1770-06-11, de Voltaire [François Marie Arouet] à Jeanne Grâce Bosc Du Bouchet, comtesse d'Argental.

Eh mon Dieu, Madame, je n'ai apris que par la poste du 9 de ce mois le triste accident arrivé à Monsieur d'Argental.
On me mande qu'il n'aura point de suittes funestes, mais on me dit que l'épaule est démise, cela n'est que trop funeste.

Vous sentez comme je partage vos peines et vos inquiétudes, nous ne parlons Made Denis et moi que de cette inconcevable avanture; nous ne savons jamais rien à tems dans nos déserts. Celui qui nous a écrit a suposé que nous étions informés et n'est entré dans aucun détail. Nous vous demandons en grâce de nous faire écrire par vôtre secrétaire en quel état est Monsieur d'Argental, et comment il s'est pu faire qu'il ait été blessé dans son carosse? Celà fait frémir. On prétend qu'il y a eu près de trois cent personnes de mortes. Est-ce un échaffaut qui est tombé? Voilà un abominable feu d'artifice.

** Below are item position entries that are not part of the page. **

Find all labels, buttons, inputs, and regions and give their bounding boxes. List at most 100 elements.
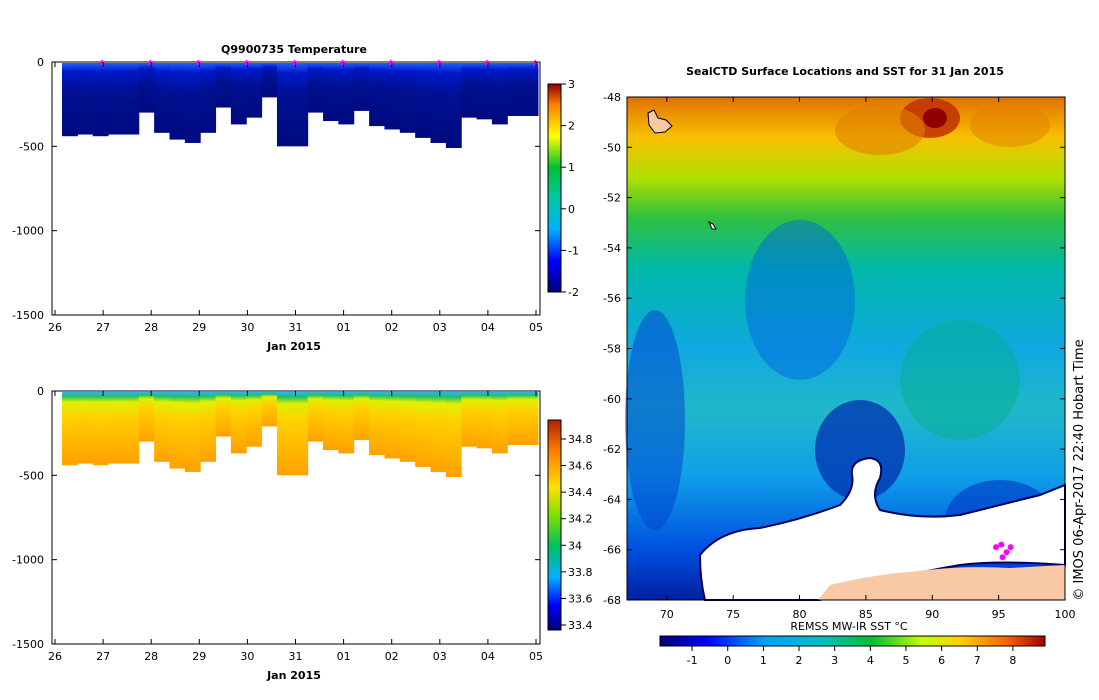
lon-tick-label: 100	[1055, 608, 1076, 621]
x-tick-label: 26	[48, 650, 62, 663]
profile-column	[399, 392, 416, 462]
profile-column	[77, 392, 94, 464]
lat-tick-label: -54	[603, 242, 621, 255]
profile-column	[399, 63, 416, 133]
colorbar-tick-label: 34.4	[568, 486, 593, 499]
temperature-profiles	[62, 63, 539, 149]
antarctic-land	[818, 565, 1065, 600]
colorbar-tick-label: 34.2	[568, 513, 593, 526]
x-tick-label: 27	[96, 321, 110, 334]
x-tick-label: 04	[481, 321, 495, 334]
imos-credit: © IMOS 06-Apr-2017 22:40 Hobart Time	[1072, 339, 1087, 600]
seal-positions	[992, 541, 1014, 561]
profile-column	[184, 63, 201, 143]
colorbar-tick-label: 1	[568, 161, 575, 174]
seal-position-point	[998, 541, 1005, 548]
seal-position-point	[999, 554, 1006, 561]
salinity-y-ticks: 0 -500 -1000 -1500	[12, 385, 540, 651]
sst-colorbar-tick-label: 4	[867, 654, 874, 667]
temperature-x-ticks: 26 27 28 29 30 31 01 02 03 04 05	[48, 62, 543, 334]
profile-column	[307, 392, 324, 442]
salinity-colorbar-ticks: 34.8 34.6 34.4 34.2 34 33.8 33.6 33.4	[561, 433, 593, 632]
warmer-east-patch	[900, 320, 1020, 440]
salinity-colorbar	[547, 419, 562, 631]
seal-position-point	[1007, 544, 1014, 551]
profile-column	[476, 392, 493, 449]
colorbar-tick-label: 34	[568, 539, 582, 552]
profile-column	[430, 63, 447, 143]
y-tick-label: -1500	[12, 309, 44, 322]
lat-tick-label: -56	[603, 292, 621, 305]
sst-colorbar-tick-label: 7	[974, 654, 981, 667]
profile-column	[507, 63, 524, 116]
lat-tick-label: -52	[603, 192, 621, 205]
profile-column	[200, 392, 217, 462]
profile-column	[169, 63, 186, 140]
warm-core-centre	[923, 108, 947, 128]
profile-column	[215, 392, 232, 437]
profile-column	[123, 63, 140, 135]
y-tick-label: 0	[37, 56, 44, 69]
seal-position-point	[992, 544, 999, 551]
sst-colorbar-tick-label: 8	[1009, 654, 1016, 667]
latitude-ticks: -48 -50 -52 -54 -56 -58 -60 -62 -64 -66 -68	[603, 91, 1065, 607]
colorbar-tick-label: 0	[568, 203, 575, 216]
y-tick-label: -500	[19, 469, 44, 482]
profile-marker: ♦	[146, 59, 154, 69]
heard-island	[708, 220, 717, 230]
lat-tick-label: -66	[603, 544, 621, 557]
map-title: SealCTD Surface Locations and SST for 31…	[686, 65, 1004, 78]
profile-column	[77, 63, 94, 135]
sst-map-panel: SealCTD Surface Locations and SST for 31…	[603, 65, 1087, 667]
lat-tick-label: -48	[603, 91, 621, 104]
salinity-panel: 26 27 28 29 30 31 01 02 03 04 05 0 -500 -1000 -1500 J…	[12, 385, 592, 682]
x-tick-label: 31	[289, 650, 303, 663]
profile-column	[491, 392, 508, 454]
profile-marker: ♦	[531, 59, 539, 69]
profile-column	[338, 63, 355, 125]
profile-column	[154, 63, 170, 133]
temperature-title: Q9900735 Temperature	[221, 43, 367, 56]
lon-tick-label: 95	[992, 608, 1006, 621]
profile-column	[138, 63, 155, 113]
profile-column	[445, 63, 462, 149]
sst-colorbar-tick-label: 2	[796, 654, 803, 667]
profile-column	[200, 63, 217, 133]
sst-colorbar-tick-label: 0	[724, 654, 731, 667]
x-tick-label: 30	[240, 321, 254, 334]
lat-tick-label: -62	[603, 443, 621, 456]
cold-shelf	[815, 400, 905, 500]
profile-column	[307, 63, 324, 113]
x-tick-label: 02	[385, 650, 399, 663]
profile-column	[138, 392, 155, 442]
profile-column	[353, 392, 370, 440]
profile-column	[62, 63, 78, 137]
lon-tick-label: 75	[726, 608, 740, 621]
x-tick-label: 29	[192, 650, 206, 663]
profile-marker: ♦	[483, 59, 491, 69]
profile-column	[184, 392, 201, 472]
salinity-profiles	[62, 392, 539, 478]
seal-position-point	[1003, 549, 1010, 556]
salinity-x-ticks: 26 27 28 29 30 31 01 02 03 04 05	[48, 391, 543, 663]
profile-column	[353, 63, 370, 111]
temperature-y-ticks: 0 -500 -1000 -1500	[12, 56, 540, 322]
lon-tick-label: 80	[793, 608, 807, 621]
profile-column	[108, 63, 124, 135]
lat-tick-label: -64	[603, 493, 621, 506]
sst-colorbar-tick-label: 5	[902, 654, 909, 667]
x-tick-label: 26	[48, 321, 62, 334]
profile-marker: ♦	[194, 59, 202, 69]
x-tick-label: 30	[240, 650, 254, 663]
profile-markers: ♦ ♦ ♦ ♦ ♦ ♦ ♦ ♦ ♦ ♦	[98, 59, 539, 69]
colorbar-tick-label: -2	[568, 286, 579, 299]
lat-tick-label: -68	[603, 594, 621, 607]
profile-column	[92, 392, 109, 466]
profile-column	[522, 392, 539, 445]
y-tick-label: -1000	[12, 225, 44, 238]
x-tick-label: 05	[529, 321, 543, 334]
x-tick-label: 31	[289, 321, 303, 334]
sst-colorbar-label: REMSS MW-IR SST °C	[790, 620, 908, 633]
profile-column	[415, 63, 432, 138]
temperature-panel: Q9900735 Temperature ♦ ♦ ♦ ♦ ♦ ♦ ♦ ♦ ♦ ♦ 26 27 28 29…	[12, 43, 579, 353]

Monsieur d'Argental est il au lit? son épaule a-t-elle été réellement démise? Si celà est il a dû souffrir de grandes douleurs; tout celà n'a pas dû rafermir vôtre santé. Nous vous conjurons, Madame, de nous faire savoir comment nos deux anges se portent, nous avons le plus grand besoin d'un mot qui nous rassure.